La speakerine H. Kronská « C'est en 1936, que j'ai commencé à travailler pour la section d'ondes courtes de la Radio tchécoslovaque. Je m'occupais du courrier. Un jour - c'était encore en 1936 - on est venu me proposer de remplacer la speakerine Zdenka Walló qui était tombée malade. Ma première émission s'est bien passée et, depuis celle-ci, jusqu'en 1939, je ne m'occupais plus uniquement du courrier, mais je travaillais aussi comme speakerine. On annonçait en direct ce que les auditeurs allaient écouter, puis c'était le tour d'un bulletin d'informations, suite à quoi je faisais un signe au technicien qui diffusait l'enregistrement concerné, du Blatnerfon.

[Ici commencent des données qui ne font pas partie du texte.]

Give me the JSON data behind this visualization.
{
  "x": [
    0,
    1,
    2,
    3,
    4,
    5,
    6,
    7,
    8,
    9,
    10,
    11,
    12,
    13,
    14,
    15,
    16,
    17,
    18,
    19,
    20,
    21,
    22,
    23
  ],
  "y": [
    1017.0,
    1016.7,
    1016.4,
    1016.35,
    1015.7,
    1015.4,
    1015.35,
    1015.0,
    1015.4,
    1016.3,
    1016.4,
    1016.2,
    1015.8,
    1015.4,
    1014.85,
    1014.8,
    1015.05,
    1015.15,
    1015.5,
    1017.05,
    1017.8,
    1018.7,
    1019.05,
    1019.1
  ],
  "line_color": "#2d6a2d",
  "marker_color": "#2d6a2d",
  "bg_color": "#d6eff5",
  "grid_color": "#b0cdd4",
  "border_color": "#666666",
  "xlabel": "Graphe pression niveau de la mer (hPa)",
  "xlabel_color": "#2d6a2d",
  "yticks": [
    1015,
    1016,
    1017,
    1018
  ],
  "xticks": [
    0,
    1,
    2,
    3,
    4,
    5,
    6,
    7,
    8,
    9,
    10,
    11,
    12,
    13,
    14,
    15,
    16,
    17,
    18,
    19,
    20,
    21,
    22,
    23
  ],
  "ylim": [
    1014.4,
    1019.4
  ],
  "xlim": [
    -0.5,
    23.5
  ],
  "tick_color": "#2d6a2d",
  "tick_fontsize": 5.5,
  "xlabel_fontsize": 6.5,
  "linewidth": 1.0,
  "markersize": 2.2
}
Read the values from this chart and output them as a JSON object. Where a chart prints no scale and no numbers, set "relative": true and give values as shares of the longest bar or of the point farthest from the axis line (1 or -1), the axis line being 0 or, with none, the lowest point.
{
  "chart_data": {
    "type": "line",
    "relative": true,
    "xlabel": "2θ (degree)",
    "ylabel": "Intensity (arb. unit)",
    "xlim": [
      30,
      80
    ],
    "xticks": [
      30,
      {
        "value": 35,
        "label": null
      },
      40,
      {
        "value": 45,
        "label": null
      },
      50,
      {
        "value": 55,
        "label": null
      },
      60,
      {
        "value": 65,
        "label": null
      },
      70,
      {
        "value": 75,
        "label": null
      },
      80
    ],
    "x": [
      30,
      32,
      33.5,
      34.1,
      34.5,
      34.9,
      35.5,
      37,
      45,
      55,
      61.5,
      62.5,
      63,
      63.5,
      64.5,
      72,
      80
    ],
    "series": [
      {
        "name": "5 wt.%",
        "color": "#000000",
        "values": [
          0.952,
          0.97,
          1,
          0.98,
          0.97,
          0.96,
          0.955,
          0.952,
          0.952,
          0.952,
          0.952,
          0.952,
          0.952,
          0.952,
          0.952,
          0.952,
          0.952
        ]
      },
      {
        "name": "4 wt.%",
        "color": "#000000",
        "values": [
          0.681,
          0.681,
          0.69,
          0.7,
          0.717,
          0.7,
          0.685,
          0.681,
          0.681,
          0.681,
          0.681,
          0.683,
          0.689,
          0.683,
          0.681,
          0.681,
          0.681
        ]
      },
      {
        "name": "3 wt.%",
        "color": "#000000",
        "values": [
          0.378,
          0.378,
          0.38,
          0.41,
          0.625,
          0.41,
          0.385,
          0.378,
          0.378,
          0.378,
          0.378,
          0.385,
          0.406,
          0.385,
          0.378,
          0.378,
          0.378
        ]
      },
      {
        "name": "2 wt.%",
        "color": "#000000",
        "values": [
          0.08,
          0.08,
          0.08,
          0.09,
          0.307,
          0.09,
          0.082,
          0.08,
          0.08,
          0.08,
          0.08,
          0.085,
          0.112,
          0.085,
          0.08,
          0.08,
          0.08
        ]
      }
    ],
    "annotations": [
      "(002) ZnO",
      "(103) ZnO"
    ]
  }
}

Le tout se répétait, successivement, en d'autres langues : en allemand, en anglais et en français. Nous, les speakers, devions présenter les annonces en toutes les langues ».

Outre les émissions vers l'Europe et l'Amérique, les programmes (de 10 à 12 et de 17 à 19 heures), repris des émissions « du pays » du Radiojournal, étaient diffusés en ondes courtes.

La répercussion des émissions de Radio Prague fut encourageante. C'est dans les premiers jours du mois de septembre, déjà, que des lettres d'auditeurs commencèrent à arriver et, avant la fin de l'année 1936, on en avait reçu 4 443. 267 lettres parvinrent de compatriotes, dont près de la moitié de l'Amérique du nord. Helena Kronská se souvient de ce que toutes les lettres furent soigneusement enregistrées : « Les lettres venaient du monde entier, surtout d'Angleterre et d'Amérique. J'écrivais des réponses et j'avais la charge du fichier de l'ensemble de nos correspondants. J'apportais les relevés au directeur technique de la Radiodiffusion tchécoslovaque, Eduard Svoboda, qui s'intéressait vivement à l'endroit où les émissions étaient captées, et à la manière dont elles étaient reçues ».